Un disco scuro e atmosferico, Gran Calavera Elettrica (Mescal), un album in cui Cesare Basile canta tormentate storie soffuse da una flebile luce di sensazioni sottili come seta. Un disco meraviglioso e duro, dal realismo cupo. Quest'album ha un fascino sconfinato, ma vi si rivelerà solo di volta in volta. Distante dalle luci ed immediate emozioni dei precedenti Stereoscope e Closet Meraviglia, Basile qui si è guardato dentro.

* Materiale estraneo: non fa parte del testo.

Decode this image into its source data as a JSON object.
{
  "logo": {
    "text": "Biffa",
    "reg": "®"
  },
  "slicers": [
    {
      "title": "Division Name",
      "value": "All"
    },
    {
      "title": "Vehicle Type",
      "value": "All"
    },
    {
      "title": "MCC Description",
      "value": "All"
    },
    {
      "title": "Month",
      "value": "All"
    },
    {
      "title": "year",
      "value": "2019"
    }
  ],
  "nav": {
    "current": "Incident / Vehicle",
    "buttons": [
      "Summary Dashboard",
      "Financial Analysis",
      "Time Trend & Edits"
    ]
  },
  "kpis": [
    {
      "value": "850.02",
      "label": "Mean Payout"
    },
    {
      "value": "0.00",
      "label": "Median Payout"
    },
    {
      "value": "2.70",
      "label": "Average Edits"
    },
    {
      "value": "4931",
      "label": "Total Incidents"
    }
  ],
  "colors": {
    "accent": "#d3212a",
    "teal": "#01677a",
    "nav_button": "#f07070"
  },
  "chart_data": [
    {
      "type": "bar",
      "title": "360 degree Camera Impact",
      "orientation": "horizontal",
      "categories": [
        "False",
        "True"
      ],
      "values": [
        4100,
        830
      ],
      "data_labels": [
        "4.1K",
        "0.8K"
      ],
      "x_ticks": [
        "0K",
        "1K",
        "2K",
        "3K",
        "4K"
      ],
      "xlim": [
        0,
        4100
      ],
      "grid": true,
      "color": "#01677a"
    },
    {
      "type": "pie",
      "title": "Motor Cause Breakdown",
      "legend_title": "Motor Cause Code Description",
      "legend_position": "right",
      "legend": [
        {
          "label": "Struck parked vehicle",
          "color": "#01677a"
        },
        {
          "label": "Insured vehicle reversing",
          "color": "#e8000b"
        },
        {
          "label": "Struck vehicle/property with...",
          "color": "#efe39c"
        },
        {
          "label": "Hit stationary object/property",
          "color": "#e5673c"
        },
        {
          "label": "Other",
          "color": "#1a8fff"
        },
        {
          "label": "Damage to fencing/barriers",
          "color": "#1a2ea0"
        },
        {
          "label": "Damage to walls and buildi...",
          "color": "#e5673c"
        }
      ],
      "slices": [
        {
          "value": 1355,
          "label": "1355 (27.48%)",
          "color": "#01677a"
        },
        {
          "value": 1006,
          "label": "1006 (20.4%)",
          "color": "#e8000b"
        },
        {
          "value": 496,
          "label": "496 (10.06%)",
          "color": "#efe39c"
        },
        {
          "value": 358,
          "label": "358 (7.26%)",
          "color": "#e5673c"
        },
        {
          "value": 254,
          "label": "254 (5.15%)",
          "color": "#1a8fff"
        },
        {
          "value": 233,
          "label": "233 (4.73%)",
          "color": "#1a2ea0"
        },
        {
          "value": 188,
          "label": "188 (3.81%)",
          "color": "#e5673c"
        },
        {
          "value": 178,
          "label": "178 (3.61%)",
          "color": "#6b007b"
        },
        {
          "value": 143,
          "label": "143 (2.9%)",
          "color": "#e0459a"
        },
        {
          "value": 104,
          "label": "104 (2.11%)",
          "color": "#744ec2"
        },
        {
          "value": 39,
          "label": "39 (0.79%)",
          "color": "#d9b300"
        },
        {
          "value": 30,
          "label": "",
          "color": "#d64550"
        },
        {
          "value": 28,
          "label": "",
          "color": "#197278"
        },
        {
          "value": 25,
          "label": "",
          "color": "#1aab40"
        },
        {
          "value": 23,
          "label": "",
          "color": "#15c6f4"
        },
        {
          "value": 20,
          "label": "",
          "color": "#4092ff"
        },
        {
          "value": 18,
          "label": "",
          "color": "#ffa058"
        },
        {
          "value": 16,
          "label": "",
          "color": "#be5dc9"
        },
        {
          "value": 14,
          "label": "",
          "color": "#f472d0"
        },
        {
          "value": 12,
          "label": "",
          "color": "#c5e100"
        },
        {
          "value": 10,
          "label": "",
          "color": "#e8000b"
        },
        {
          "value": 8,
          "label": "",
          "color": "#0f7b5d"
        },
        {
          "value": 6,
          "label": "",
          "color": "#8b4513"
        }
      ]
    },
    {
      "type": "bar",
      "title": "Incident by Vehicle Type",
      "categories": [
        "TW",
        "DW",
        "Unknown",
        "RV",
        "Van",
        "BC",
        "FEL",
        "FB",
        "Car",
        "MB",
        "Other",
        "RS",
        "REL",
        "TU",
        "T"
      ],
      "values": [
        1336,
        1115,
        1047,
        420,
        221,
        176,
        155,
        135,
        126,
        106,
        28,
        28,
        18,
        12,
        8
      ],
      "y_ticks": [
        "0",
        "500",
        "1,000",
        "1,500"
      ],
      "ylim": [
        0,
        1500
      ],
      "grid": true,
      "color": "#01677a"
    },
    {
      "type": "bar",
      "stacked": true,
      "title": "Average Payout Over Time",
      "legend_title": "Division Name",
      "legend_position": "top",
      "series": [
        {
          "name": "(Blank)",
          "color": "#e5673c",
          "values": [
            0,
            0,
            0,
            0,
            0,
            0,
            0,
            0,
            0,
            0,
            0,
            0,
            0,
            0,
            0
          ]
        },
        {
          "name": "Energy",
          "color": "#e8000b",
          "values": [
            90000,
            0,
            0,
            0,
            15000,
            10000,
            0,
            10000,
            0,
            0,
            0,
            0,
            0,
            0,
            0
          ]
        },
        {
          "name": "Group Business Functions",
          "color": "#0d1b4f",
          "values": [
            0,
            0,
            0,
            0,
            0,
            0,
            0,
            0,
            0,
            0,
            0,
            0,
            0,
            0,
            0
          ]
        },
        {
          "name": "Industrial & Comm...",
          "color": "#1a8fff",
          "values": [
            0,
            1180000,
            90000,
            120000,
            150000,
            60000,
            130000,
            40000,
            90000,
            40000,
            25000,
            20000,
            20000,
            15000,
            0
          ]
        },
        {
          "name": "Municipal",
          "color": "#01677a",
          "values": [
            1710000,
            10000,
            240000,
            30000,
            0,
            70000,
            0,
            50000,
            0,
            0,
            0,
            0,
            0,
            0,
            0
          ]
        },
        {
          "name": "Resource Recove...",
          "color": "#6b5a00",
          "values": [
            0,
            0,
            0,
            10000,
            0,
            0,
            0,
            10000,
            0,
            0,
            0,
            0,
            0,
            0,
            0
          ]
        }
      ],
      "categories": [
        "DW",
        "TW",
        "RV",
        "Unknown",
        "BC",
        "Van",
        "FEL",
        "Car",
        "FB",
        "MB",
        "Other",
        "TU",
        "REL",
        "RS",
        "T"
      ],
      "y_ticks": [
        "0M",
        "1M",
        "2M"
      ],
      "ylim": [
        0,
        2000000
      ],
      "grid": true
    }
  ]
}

Un disco contemporaneo che, oltre ad essere una precisa e completa sintesi degli ultimi dieci anni di musica alternativa italiana, lascia intravedere vibrazioni che potrebbero piacere ai Calexico, od a Nick Cave e Tom Waits. Prodotto da John Parish (già collaboratore degli Eels, PJ Harvey e altri, nonché eccellente musicista), che con tocco fatato e lo-fi ha contribuito senza invadere, Gran Calavera Elettrica s'imprime inesorabilmente nel profondo dell'anima di chi lo sa ascoltare.

Un grande cantautore il catanese Basile, un'autorevole voce che procede a volte severa e radicale, altre volte meditabonda ed afflitta, per improvvisamente esplodere in rari attimi liberatori che esprimono una turbata rabbia repressa.

Disco difficile questo, borderline, maturo, che canta di miserie e d'emarginazione, di solitudini e disperazione. Venato dal blues più denso e viscerale - a tratti illuminato da un'elettronica notturna - è un lavoro crudo in apparenza, ma in realtà assai raffinato ed intenso. Le melodie spezzate ed i suoni sghembi, le voci mai scontate di Nada, Valentina Calvagna e Marta Collica, l'atmosfera cinematografica, la poesia diretta delle liriche, la straziata religiosità di fondo… tutto ciò rende questo lavoro ruvidamente elegante ed appassionante.

Inutile descrivervi le canzoni una per una. Potete capire solo ascoltando. Inestimabile.